问题
Background:
I'm writing a bash script that must receive these arguments:
- a file name (a file containing a set of rules )
- a list of file names ( files to be processed, can use wildcards)
- a destination folder ( where processed versions of files will be stored )
In theory there are 3 parameters but in reality the second argument expands, so the real number of argument varies if the wildcard matches more than one file:
When I call
./myscript file.conf *.data dest_foder
*.data
expands into as many files match the wildcard so it's equivalent to:
myscript file.conf this.data that.data so.data dest_foder
Prior to processing I need to validate that the last argument is a folder and not a file.
The problem
If I ommit the destination folder, like:
myscript file.conf *.data
The validation ?# -ge 3
passes because the wildcard returns more than one item, and if a folder that matches the wildcard happens to exist, like this_is_a_folder.data
, then the expansion is like this:
myscript file.conf this.data that.data so.data this_is_a_folder.data
The script will work but in a non-expected way... it will process this.data, that.data and so.data
and put the processed versions of the files in the folder this_is_a_folder.data
.
Question
- How do I avoid that ?
- How can I validate that the destination folder was explicitly passed as an argument and not the product of the expansion of the wildcard in the second parameter ?
I cannot find a way to read the literal "*.data" argument before it's expanded into matching filenames.
Clarifying:
I know how to read the last argument.
- But how do I know whether that last argument was explicitly passed or was the product a wild card expansion ?
回答1:
You can't do this, since the shell expands any wildcards in the command line before your script even starts.
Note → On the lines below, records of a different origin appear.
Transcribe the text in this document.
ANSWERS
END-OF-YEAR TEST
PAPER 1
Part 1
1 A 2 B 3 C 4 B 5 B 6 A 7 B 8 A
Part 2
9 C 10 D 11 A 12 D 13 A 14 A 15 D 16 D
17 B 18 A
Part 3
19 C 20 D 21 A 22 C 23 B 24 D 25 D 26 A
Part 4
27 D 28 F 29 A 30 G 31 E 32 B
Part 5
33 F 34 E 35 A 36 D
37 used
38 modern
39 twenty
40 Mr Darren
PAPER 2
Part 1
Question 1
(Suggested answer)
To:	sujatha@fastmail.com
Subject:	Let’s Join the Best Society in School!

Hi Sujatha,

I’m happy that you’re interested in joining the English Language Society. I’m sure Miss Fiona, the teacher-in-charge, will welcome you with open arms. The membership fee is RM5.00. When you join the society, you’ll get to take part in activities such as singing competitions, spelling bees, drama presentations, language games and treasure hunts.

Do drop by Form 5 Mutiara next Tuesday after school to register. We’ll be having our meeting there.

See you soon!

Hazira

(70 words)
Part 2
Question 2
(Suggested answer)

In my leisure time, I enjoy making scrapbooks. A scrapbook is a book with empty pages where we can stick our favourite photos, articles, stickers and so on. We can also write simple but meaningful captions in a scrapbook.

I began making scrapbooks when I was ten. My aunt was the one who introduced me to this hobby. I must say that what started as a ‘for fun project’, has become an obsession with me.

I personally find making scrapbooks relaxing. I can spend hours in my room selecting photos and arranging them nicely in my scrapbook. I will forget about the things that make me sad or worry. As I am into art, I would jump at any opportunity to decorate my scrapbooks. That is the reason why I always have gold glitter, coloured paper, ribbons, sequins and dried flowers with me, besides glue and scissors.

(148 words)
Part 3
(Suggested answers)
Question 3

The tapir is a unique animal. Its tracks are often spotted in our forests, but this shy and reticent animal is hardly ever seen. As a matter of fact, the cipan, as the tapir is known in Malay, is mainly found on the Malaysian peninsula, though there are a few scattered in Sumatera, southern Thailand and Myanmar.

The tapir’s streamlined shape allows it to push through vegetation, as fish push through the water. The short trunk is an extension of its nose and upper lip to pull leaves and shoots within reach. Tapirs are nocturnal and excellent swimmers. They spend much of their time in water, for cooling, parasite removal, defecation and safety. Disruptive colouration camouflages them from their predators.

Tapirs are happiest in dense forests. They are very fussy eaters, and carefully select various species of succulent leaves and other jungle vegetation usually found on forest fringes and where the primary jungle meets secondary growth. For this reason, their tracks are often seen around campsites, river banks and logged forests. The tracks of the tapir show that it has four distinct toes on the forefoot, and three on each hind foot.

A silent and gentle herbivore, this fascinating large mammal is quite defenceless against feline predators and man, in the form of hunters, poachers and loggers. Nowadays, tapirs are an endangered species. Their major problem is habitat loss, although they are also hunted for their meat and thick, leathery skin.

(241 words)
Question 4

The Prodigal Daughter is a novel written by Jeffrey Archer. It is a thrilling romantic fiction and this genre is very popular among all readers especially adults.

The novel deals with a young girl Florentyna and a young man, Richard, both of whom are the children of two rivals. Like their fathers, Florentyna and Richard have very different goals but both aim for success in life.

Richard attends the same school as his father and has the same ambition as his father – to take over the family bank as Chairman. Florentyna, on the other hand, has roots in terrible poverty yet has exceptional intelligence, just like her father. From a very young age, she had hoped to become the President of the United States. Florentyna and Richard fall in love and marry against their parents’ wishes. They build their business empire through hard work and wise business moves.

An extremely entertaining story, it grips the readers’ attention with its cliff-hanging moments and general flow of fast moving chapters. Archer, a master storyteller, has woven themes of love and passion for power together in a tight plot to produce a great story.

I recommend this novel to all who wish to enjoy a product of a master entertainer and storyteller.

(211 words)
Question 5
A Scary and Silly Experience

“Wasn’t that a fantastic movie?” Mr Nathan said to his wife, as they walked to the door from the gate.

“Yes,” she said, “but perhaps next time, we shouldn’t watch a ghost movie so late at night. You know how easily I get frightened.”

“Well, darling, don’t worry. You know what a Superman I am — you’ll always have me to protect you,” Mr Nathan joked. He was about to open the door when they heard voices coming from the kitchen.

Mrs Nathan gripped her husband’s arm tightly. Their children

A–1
When you enter ./myscript file.conf *.data dest_foder
in the shell, this is effectively just a shorthand for ./myscript file.conf this.data that.data so.data dest_foder
, not a different command.
If you need the wildcard passed into the command as an actual argument, you need to quote or escape it. Something like ./myscript file.conf '*.data' dest_foder
or ./myscript file.conf \*.data dest_foder
. Alternately, make the last argument mandatory, or turn it into an option (-d dest_folder
) so the preexpanded file list isn't a problem.
Put it another way: it'd be very convenient if you didn't have to quote/escape wildcards in your grep patterns; but you have to, because there's no way for the grep
command to get at its arguments in unexpanded form. And if the authors of grep
couldn't figure out how to make their command more convenient, there's no way you're going to be able to do it...
回答2:
Your script can not know, since it is passed the arguments by the shell, and it will have no notion of the state of the calling process. Why not
- Reorder your arguments so that the variable length arguments come last
- Use commandline flags such as --dest/-d DEST_DIR
This would be more consistent with UNIX tool conventions.